侯爵令嬢自らたかが男爵令嬢を迎えてくれるとは……それだけ期待されているのだろう。
「私がアデルを出迎えないなんて、それこそありえないわ学校での恩は忘れてないわよ」
「ははは、ありがとうございます」
たしかに学校での魔法の成績を支えたのは私かもしれないが、それがなくってもマルグリット様は学年上位だったと思う。
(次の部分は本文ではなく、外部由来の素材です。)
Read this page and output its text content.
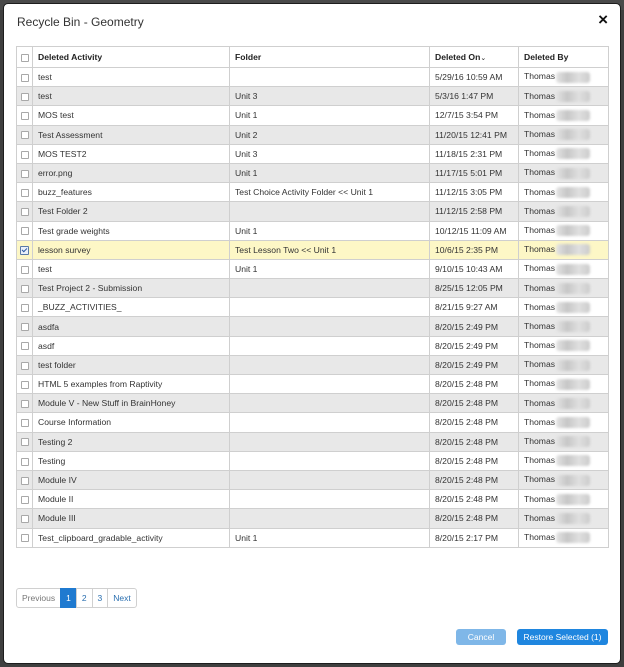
Recycle Bin - Geometry	×
	Deleted Activity	Folder	Deleted On⌄	Deleted By
	test		5/29/16 10:59 AM	Thomas
	test	Unit 3	5/3/16 1:47 PM	Thomas
	MOS test	Unit 1	12/7/15 3:54 PM	Thomas
	Test Assessment	Unit 2	11/20/15 12:41 PM	Thomas
	MOS TEST2	Unit 3	11/18/15 2:31 PM	Thomas
	error.png	Unit 1	11/17/15 5:01 PM	Thomas
	buzz_features	Test Choice Activity Folder << Unit 1	11/12/15 3:05 PM	Thomas
	Test Folder 2		11/12/15 2:58 PM	Thomas
	Test grade weights	Unit 1	10/12/15 11:09 AM	Thomas
	lesson survey	Test Lesson Two << Unit 1	10/6/15 2:35 PM	Thomas
	test	Unit 1	9/10/15 10:43 AM	Thomas
	Test Project 2 - Submission		8/25/15 12:05 PM	Thomas
	_BUZZ_ACTIVITIES_		8/21/15 9:27 AM	Thomas
	asdfa		8/20/15 2:49 PM	Thomas
	asdf		8/20/15 2:49 PM	Thomas
	test folder		8/20/15 2:49 PM	Thomas
	HTML 5 examples from Raptivity		8/20/15 2:48 PM	Thomas
	Module V - New Stuff in BrainHoney		8/20/15 2:48 PM	Thomas
	Course Information		8/20/15 2:48 PM	Thomas
	Testing 2		8/20/15 2:48 PM	Thomas
	Testing		8/20/15 2:48 PM	Thomas
	Module IV		8/20/15 2:48 PM	Thomas
	Module II		8/20/15 2:48 PM	Thomas
	Module III		8/20/15 2:48 PM	Thomas
	Test_clipboard_gradable_activity	Unit 1	8/20/15 2:17 PM	Thomas
Previous	1	2	3	Next
Cancel	Restore Selected (1)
ただ、主席で卒業されたのは確かに私がいなければ無理だったかもしれない。
マルグリット様は高位貴族ゆえに魔力の保有量も多かったが、魔法が苦手だったのだ。
そもマルグリット様に魔法を教えたのが私なわけである。
数学的知識も吸収が早く、コツをつかみ魔法に関する物理法則の数式さえ頭に入ってしまえばその魔力量と合わせ宮廷魔導士とタメをはれるようになってしまった。
「あなたのおかげでサミュエル王子と婚約できたんだもの、こうして出迎えるぐらいなんでもないことだわ!」
そういって手をつかまれそのまま部屋まで案内されてしまう。
マルグリット様、それはメイドのやる仕事かと、侯爵令嬢の割にフットワークが軽すぎるのが問題だ。
そして、マルグリット様の婚約者が第二王子のサミュエル王子である。
マルセル王太子がすでにご結婚され第一子が生まれたこともあり、第二王子殿下は王室をでることになったのだが、その白羽の矢が立ったのがマルグリット様だったのだ。
ほかにも辺境伯や別の侯爵家への婿入りも検討されたのだけれど、最終的に学校の成績がとてもよく、年齢も一つ年下であるマルグリット様が選ばれた。
実際、学校での絡みも生徒会であったそうだし、昔から顔を合わせることも多かったそうなので、お二人の仲は良好。
むしろ、マルグリット様の婚約者が学校入学時に決まっていなかった方が珍しいと思うけれど。
「ここが滞在中のアデルの部屋よ! 今夜は語り明かしたいの!」
「マルグリット様、その前に侯爵様にご挨拶をさせてください。それに、わたくし侯爵家に設置する魔道具の話もしたいのですよ?」
「あぁ、そうだったわね。 でも絶対どこかで語明かすわよ! 学校を卒業してからみんなとあまりお話しする機会がなくって悶々としてたのよ!」
ほんと、侯爵令嬢としては元気すぎる方なのだ。
学校でも派閥の子たちでも信頼のおける相手しかいないときには今みたいに割と好きにされていた。
当然夜会だとか茶会、式典の際は侯爵令嬢として非の打ち所がない所作をお持ちなのだけれど、オンオフが大変はっきりしているのよね。